In Java 24, virtual threads release their carriers during the database call, letting those carriers serve other threads immediately.

This represents a 98% performance improvement just from upgrading Java versions. So it is clear: Java 21’s pinning problem made virtual threads unsuitable for applications using synchronized blocks with I/O operations. Java 24 resolves this issue entirely.

Why This Matters

If you’re building applications that:

• Handle high concurrent loads
• Use legacy code with synchronized blocks
• Make database calls or external service calls
• Need better resource utilization

Then Java virtual threads in 24+ are a game-changer. You get the scalability benefits without rewriting your synchronized code.

Looking Ahead: Java 25 LTS (September 2025)
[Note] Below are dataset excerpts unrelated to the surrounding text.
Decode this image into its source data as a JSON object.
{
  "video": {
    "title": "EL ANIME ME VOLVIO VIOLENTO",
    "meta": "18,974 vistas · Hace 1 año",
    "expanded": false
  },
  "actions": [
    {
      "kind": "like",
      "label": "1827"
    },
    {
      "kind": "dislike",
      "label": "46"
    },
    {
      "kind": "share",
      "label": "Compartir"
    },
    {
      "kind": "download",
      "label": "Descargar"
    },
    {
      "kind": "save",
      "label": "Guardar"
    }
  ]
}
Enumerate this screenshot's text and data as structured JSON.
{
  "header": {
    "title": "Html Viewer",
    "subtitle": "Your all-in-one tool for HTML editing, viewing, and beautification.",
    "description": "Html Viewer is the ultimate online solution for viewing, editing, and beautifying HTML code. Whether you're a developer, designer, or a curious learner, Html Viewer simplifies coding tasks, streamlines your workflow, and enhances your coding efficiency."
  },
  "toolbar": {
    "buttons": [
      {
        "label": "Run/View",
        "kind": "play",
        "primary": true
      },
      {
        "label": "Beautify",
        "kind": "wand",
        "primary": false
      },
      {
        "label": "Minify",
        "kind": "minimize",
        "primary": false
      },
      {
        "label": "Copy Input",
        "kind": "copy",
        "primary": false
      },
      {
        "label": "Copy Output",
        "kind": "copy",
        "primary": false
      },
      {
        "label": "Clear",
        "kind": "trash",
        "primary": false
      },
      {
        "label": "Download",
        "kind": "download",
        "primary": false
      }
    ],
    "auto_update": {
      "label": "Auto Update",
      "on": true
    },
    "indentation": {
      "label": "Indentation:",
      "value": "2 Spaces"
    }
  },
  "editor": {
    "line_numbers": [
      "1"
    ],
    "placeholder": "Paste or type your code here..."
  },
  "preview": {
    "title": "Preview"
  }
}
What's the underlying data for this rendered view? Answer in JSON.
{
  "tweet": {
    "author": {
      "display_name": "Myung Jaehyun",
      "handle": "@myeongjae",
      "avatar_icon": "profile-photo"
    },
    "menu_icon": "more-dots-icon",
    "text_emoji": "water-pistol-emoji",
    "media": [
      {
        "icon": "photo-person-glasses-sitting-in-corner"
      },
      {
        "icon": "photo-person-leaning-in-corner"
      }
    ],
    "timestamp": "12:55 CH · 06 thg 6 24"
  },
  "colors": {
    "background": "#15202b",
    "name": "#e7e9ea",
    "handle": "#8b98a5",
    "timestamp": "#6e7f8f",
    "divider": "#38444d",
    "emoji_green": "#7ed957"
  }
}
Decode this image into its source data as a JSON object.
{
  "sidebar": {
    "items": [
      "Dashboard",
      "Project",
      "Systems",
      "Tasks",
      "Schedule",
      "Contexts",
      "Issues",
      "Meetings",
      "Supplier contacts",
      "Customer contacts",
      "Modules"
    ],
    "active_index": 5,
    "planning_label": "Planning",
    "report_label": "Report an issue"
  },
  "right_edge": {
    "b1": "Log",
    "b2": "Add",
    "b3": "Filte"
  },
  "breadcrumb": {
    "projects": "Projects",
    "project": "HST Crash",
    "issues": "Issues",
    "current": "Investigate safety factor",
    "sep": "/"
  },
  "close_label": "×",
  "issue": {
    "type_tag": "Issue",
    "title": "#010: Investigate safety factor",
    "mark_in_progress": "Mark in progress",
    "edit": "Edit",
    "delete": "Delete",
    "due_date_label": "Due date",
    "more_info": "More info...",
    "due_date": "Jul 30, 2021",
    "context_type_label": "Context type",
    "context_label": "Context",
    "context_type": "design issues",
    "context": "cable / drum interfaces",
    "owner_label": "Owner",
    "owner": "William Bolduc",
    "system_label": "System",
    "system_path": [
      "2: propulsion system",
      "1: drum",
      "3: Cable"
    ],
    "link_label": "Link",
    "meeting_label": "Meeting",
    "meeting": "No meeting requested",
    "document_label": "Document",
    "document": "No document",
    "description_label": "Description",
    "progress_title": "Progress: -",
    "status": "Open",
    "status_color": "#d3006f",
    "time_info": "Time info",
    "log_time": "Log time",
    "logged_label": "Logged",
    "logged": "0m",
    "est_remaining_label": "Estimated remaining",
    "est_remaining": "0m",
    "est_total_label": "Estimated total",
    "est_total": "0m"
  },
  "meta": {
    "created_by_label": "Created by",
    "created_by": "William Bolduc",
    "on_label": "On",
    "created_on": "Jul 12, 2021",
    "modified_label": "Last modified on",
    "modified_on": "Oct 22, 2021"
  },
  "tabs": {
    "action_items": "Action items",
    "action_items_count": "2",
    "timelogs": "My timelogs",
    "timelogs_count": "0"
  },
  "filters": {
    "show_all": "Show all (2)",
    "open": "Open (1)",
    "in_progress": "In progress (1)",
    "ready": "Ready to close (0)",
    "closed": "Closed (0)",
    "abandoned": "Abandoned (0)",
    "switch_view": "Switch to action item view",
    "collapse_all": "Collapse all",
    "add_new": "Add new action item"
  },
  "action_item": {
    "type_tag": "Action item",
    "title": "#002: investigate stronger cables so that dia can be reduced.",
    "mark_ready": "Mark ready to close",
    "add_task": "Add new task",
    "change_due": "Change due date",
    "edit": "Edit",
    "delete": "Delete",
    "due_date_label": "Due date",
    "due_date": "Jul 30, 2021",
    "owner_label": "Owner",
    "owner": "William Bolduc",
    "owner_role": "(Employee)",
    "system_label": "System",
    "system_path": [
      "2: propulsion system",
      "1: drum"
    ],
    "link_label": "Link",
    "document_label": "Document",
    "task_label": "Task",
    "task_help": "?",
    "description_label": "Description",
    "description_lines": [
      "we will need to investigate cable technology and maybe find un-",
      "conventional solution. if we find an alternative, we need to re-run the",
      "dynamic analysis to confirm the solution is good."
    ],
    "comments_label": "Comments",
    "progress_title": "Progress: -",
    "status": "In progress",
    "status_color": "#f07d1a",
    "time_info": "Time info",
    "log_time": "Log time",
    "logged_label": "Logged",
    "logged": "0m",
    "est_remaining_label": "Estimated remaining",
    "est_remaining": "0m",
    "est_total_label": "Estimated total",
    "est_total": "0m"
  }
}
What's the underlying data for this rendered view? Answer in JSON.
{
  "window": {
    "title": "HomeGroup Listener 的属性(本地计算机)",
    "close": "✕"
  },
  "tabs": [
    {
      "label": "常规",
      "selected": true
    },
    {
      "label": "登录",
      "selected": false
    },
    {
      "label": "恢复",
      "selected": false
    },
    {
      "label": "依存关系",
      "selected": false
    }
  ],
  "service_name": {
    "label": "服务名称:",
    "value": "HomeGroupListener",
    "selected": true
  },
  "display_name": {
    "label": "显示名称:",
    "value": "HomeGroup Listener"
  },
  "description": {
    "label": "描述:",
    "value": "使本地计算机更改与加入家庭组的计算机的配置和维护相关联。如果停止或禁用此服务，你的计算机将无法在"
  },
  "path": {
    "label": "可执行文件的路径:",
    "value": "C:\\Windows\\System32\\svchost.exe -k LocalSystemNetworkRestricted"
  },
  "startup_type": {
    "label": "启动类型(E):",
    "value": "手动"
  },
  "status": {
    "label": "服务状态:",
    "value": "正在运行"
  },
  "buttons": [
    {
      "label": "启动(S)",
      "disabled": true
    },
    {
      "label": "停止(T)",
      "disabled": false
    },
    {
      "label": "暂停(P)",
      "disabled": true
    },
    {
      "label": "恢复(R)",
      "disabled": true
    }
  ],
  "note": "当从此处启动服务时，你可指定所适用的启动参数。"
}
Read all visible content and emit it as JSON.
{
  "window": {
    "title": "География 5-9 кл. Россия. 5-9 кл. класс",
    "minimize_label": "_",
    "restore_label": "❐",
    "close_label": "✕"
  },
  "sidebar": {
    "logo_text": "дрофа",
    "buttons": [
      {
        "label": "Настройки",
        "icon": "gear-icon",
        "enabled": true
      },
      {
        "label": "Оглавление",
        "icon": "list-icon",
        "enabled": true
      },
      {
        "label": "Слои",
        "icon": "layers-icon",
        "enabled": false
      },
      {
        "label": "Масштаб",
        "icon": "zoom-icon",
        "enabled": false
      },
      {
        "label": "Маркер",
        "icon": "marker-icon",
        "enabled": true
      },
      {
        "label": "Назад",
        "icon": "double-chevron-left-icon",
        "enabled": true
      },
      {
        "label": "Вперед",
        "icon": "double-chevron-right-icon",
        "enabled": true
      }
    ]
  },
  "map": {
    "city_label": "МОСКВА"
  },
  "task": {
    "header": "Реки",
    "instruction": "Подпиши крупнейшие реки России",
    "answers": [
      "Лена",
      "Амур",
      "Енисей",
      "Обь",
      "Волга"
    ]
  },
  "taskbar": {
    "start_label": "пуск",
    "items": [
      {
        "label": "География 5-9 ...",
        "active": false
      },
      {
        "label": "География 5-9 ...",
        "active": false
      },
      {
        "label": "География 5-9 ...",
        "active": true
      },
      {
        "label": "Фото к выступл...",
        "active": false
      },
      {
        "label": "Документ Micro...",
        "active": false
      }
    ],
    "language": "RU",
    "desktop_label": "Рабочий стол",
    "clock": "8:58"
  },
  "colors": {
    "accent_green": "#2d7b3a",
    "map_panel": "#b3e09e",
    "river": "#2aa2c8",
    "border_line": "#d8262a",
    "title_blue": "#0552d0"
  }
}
With Java 25 LTS releasing in just less than a month (September 16, 2025), this is the perfect time to understand virtual threads’ evolution. Java 25 will offer:

• Long-term support stability for enterprise adoption
• Mature virtual thread implementation with Java 24’s pinning fixes included
• Production-ready confidence for mission-critical applications

If you’re planning your next LTS upgrade, understanding this virtual thread journey from Java 21’s limitations to Java 24’s breakthrough helps you make informed decisions.

Bottom Line

Java 21 introduced virtual threads but had the pinning problem. Java 24 solved it. Java 25 LTS delivers the mature version.

If you tried virtual threads in Java 21 and hit performance issue, Java 24+ is your answer. If you haven’t tried them yet, Java 25 LTS is the right time to start.

The pinning problem is resolved. Virtual threads are now ready for high-throughput production applications with no more choosing between legacy code compatibility and performance.